The Stages of INP/AINPQ Execution

INP/AINPQ is performed in the following stages:

  1. The message arrives at EAGLE route-on-gt. The SCCP portion is decoded; the data is used to perform the service selection, based on the CdPA GT fields other than ES and GTAI. The result of this selection identifies the set of translations to be used for INP/AINPQ and also specifies whether INP Message Relay or INP/AINPQ Query is to be performed on the message. If a selector does not match the incoming GT fields, then GTT is performed.
  2. If stage 1 indicates INP/AINPQ is required and the message is not a UDTS or XUDTS (Unitdata Service message or Extended Unitdata Service message) generated by EAGLE, the remaining SCCP portion is decoded. If INP/AINPQ Query is required, the TCAP and INAP portions are also decoded. If the message is a UDTSor XUDTS generated by the EAGLE, GTT is performed on the message.
  3. If the service indicator is INP Message Relay:
    1. If SNAI is CCRNDN or RNSDN or RNNDN or RNIDN, the leading digits of the DN number from the SCCP portion of the message are checked for the Home Routing Number (HOMERN), if any are provisioned. If found, INP/AINPQ strips off the HOMERN and condition the DN to be an international number.
    2. The conditioned number's length is validated and the number is looked up in the subscriber database. First, the individual number database is searched. If the number is absent, the number range database is searched.
    3. If the INP Circular Route Prevention feature is turned on and a circular route is detected, the message falls through to GTT.
    4. If the number is found, the EAGLE uses the Message Relay GT information from the associated entity and prefixes the entity ID to the DN if specified, or, based on the option, can replace the CdPA digits with the entity ID or leave the DN unchanged. If no entity is associated with the DN or if the entity does not have translation (MR) data, then GTT is performed on the message.
    5. If no match is found for the conditioned number in the subscriber database, GTT is performed on this message.
    6. If the DPC in the translation data is the EAGLE point code or is for a different domain that the message (ANSI vs. ITU or ITU vs. ANSI), a UDTS or XUDTS is sent and the processing stops here.
  4. If the service indicator is INP Query,
    1. Two types of messages are allowed: messages with InitialDP as the INAP op-code and ANSI-41 messages with NPREQ op-code. During decoding, INP/AINPQ identifies whether the tcap-type is ANSI-41 or INAP from the package type field (second byte) of the TCAP portion of the message. The INP feature handles InitialDP messages; the AINPQ feature handles NPREQ messages.
    2. If the INAP op-code is InitialDP, INP decodes the CdPN parameter and performs number conditioning to convert the INAP CdPN to an international number. This operation is performed in the following steps:
      1. Leading digits of the CdPN number from the INAP portion of the message are compared to provisioned prefixes. If matching prefix digits are found, INP strips the prefix from the CdPN digits if the INPOPTS DLTPFX option value is YES.
      2. If an NEC is provisioned and an NEC is present in the CdPN, strip off the NEC.
      3. Remove any stop digits that are present in the CdPN.
      4. After removing the prefix, ST Digits, and NEC, INP maps the CdPN NAI to the Service NAI by doing a lookup in the INPOPTS table. If the CdPN NAI is found in the INPOPTS table, its corresponding SNAI value is used for number conditioning. Otherwise, INP treats the number as national (natl), unless the NAI field in the CdPN is subscriber (sub) or international (intl).
      5. If the INP Circular Route Prevention feature is turned on, the numbering format is determined using the Service NAI.

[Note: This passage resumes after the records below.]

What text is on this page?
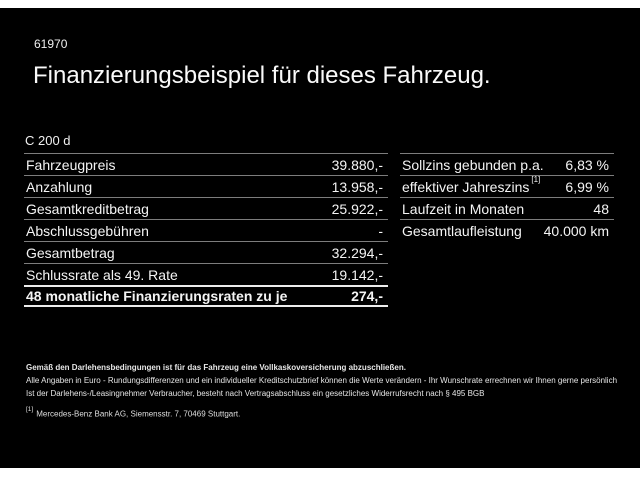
61970
Finanzierungsbeispiel für dieses Fahrzeug.
C 200 d
Fahrzeugpreis	39.880,-
Anzahlung	13.958,-
Gesamtkreditbetrag	25.922,-
Abschlussgebühren	-
Gesamtbetrag	32.294,-
Schlussrate als 49. Rate	19.142,-
48 monatliche Finanzierungsraten zu je	274,-
Sollzins gebunden p.a. 6,83 %
effektiver Jahreszins [1] 6,99 %
Laufzeit in Monaten	48
Gesamtlaufleistung 40.000 km
Gemäß den Darlehensbedingungen ist für das Fahrzeug eine Vollkaskoversicherung abzuschließen.
Alle Angaben in Euro - Rundungsdifferenzen und ein individueller Kreditschutzbrief können die Werte verändern - Ihr Wunschrate errechnen wir Ihnen gerne persönlich
Ist der Darlehens-/Leasingnehmer Verbraucher, besteht nach Vertragsabschluss ein gesetzliches Widerrufsrecht nach § 495 BGB
[1]Mercedes-Benz Bank AG, Siemensstr. 7, 70469 Stuttgart.
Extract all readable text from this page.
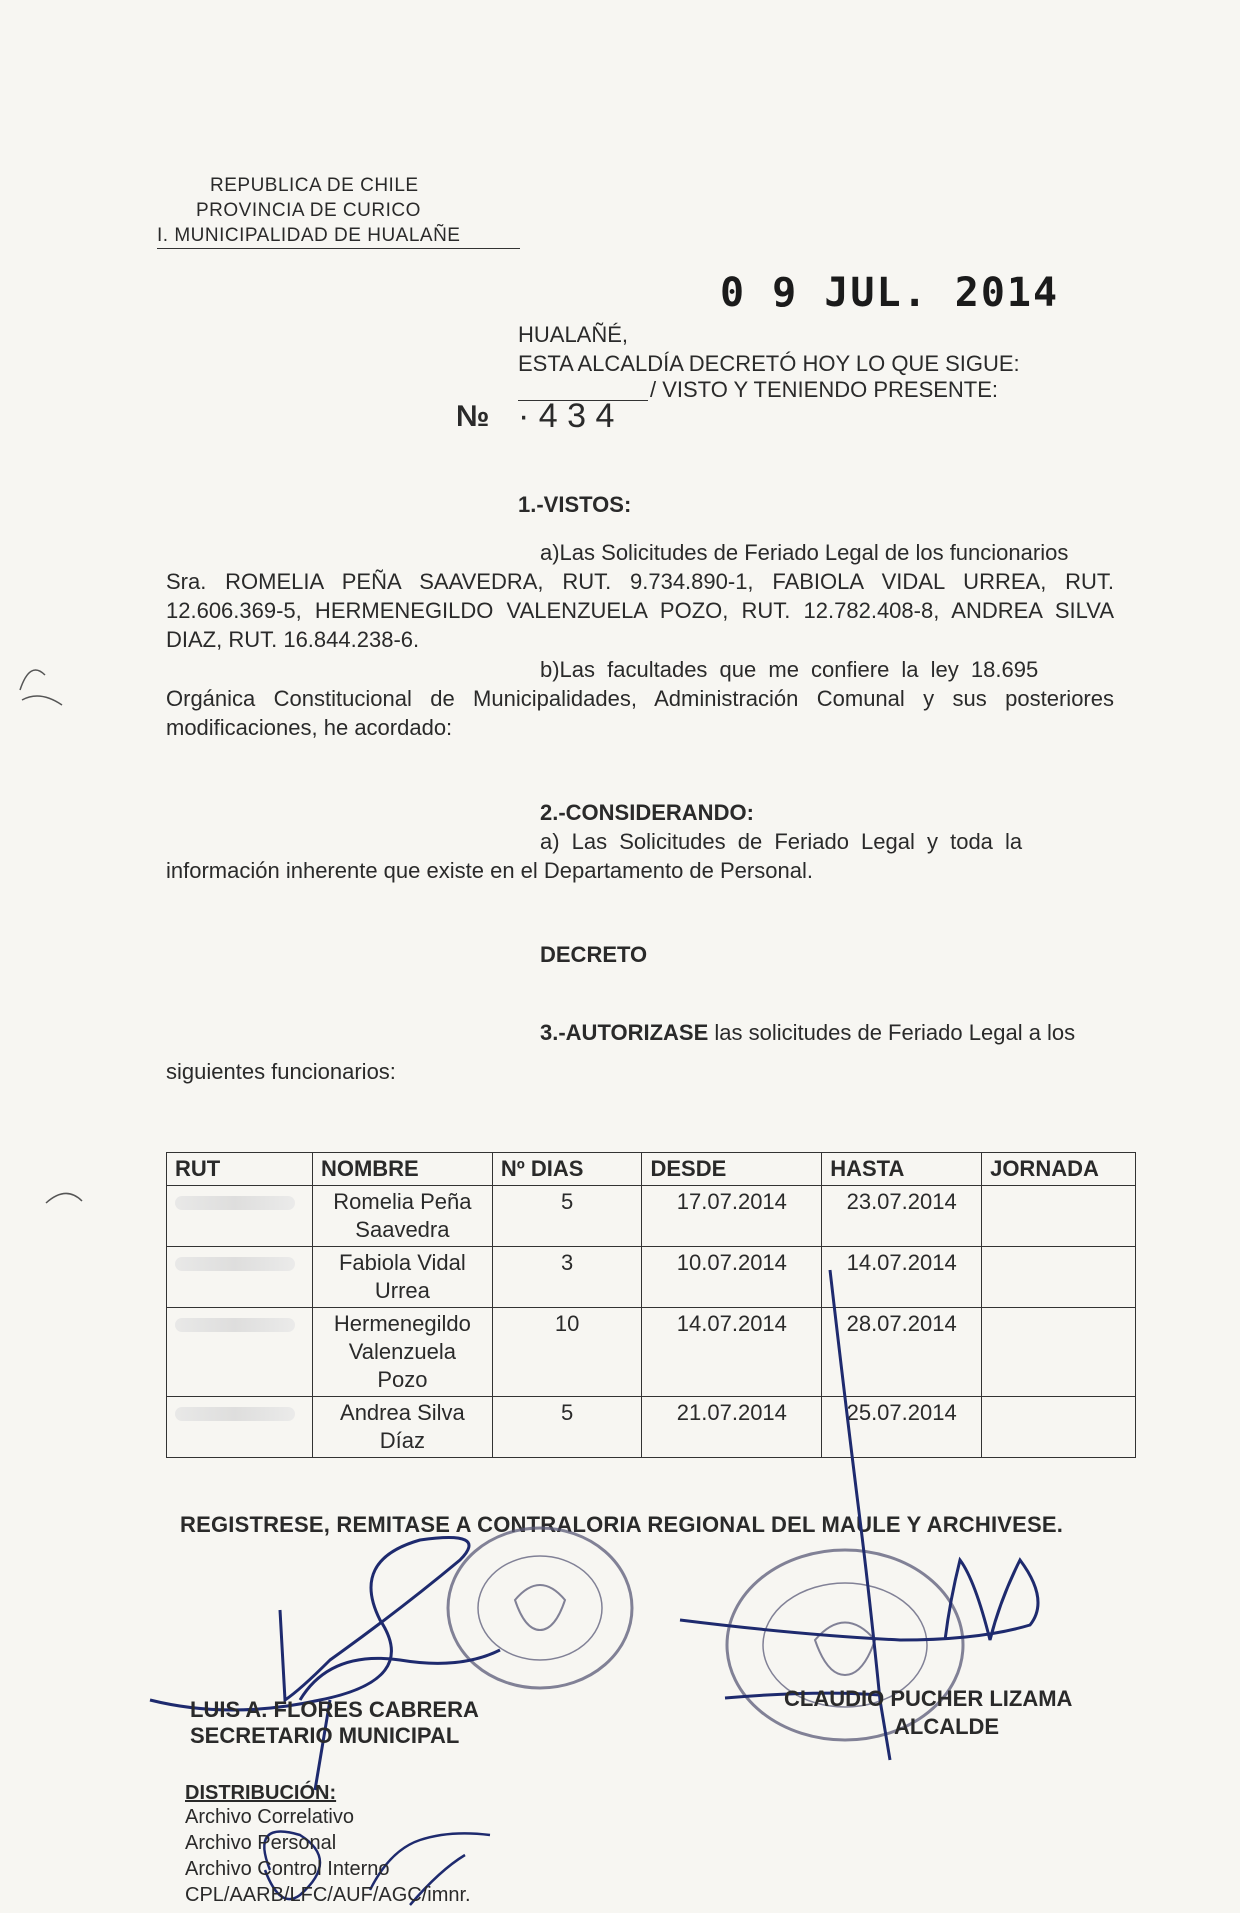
REPUBLICA DE CHILE
PROVINCIA DE CURICO
I. MUNICIPALIDAD DE HUALAÑE
0 9 JUL. 2014
HUALAÑÉ,
ESTA ALCALDÍA DECRETÓ HOY LO QUE SIGUE:
/ VISTO Y TENIENDO PRESENTE:
№ · 4 3 4
1.-VISTOS:
a)Las Solicitudes de Feriado Legal de los funcionarios
Sra. ROMELIA PEÑA SAAVEDRA, RUT. 9.734.890-1, FABIOLA VIDAL URREA, RUT. 12.606.369-5, HERMENEGILDO VALENZUELA POZO, RUT. 12.782.408-8, ANDREA SILVA DIAZ, RUT. 16.844.238-6.
b)Las facultades que me confiere la ley 18.695
Orgánica Constitucional de Municipalidades, Administración Comunal y sus posteriores modificaciones, he acordado:
2.-CONSIDERANDO:
a) Las Solicitudes de Feriado Legal y toda la
información inherente que existe en el Departamento de Personal.
DECRETO
3.-AUTORIZASE las solicitudes de Feriado Legal a los
siguientes funcionarios:
RUT	NOMBRE	Nº DIAS	DESDE	HASTA	JORNADA
	Romelia Peña Saavedra	5	17.07.2014	23.07.2014	
	Fabiola Vidal Urrea	3	10.07.2014	14.07.2014	
	Hermenegildo Valenzuela Pozo	10	14.07.2014	28.07.2014	
	Andrea Silva Díaz	5	21.07.2014	25.07.2014	
REGISTRESE, REMITASE A CONTRALORIA REGIONAL DEL MAULE Y ARCHIVESE.
LUIS A. FLORES CABRERA
SECRETARIO MUNICIPAL
CLAUDIO PUCHER LIZAMA
ALCALDE
DISTRIBUCIÓN:
Archivo Correlativo
Archivo Personal
Archivo Control Interno
CPL/AARB/LFC/AUF/AGC/imnr.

        Table 2-5 Service NAI and Numbering Format

        Service NAI Number Format
        International - DEFCC is provisioned and DEFCC matches the leading digits in the CdPN CC+RN+DN
        International - DEFCC is provisioned and DEFCC does not match the leading digits in the CdPN RN+CC+DN
        International - DEFCC is not provisioned RN+CC+DN
        National RN+DN
        Subscriber RN+SN
      6. If the INP Circular Route Prevention feature is turned on, the RN is matched with the Home RNs in the HomeRN table. The Home RN that matches with the maximum number of leading digits of the CdPN in removed from the CdPN.
    3. If the ANSI-41 OPcode is NPREQ, AINPQ decodes the Dialed Digits number and performs number conditioning to convert the Dialed Digits to an international number.
      1. The leading digits of the Dialed Digits from the TCAP portion of the message are compared to any provisioned prefixes (dialpfx). If found, the prefix is stripped from the Dialed Digits.
      2. If an NEC is provisioned and a matching NEC is present in the Dialed Digits, strip off the NEC.
      3. Remove any stop digits that are present in the Dialed Digits.
      4. After removing the prefix, ST digits, and NEC from the Dialed Digits, the NAI is mapped to the Service NAI from the AINPOPTS table, and the corresponding SNAI value is used for number conditioning. If mapping is not found, AINPQ treats the number as National, unless the NAI field in the Dialed Digits is Subscriber or International.
  5. The conditioned number's length is validated, and the number is looked up in the subscriber database.
  6. The response depends on the implemented feature (INP or AINPQ), the Response Type (SPRESTYPE) option specified in the INPOPTS table (connect or continue) or in the AINPOPTS table (rrwdgts or rrwodgts), and on the result type of the query of the RTDB (RN or SP), as follows:
    • A Connect message (for the INP feature) or a Return Result with Digits message (for the AINPQ feature) is sent in the following cases:

      For INP:

      • The number is found, the associated entity type is RN and not own-network IS41 subscriber. The Connect message has a Destination Routing Address (DRA) format specified by the provisioned DRA option.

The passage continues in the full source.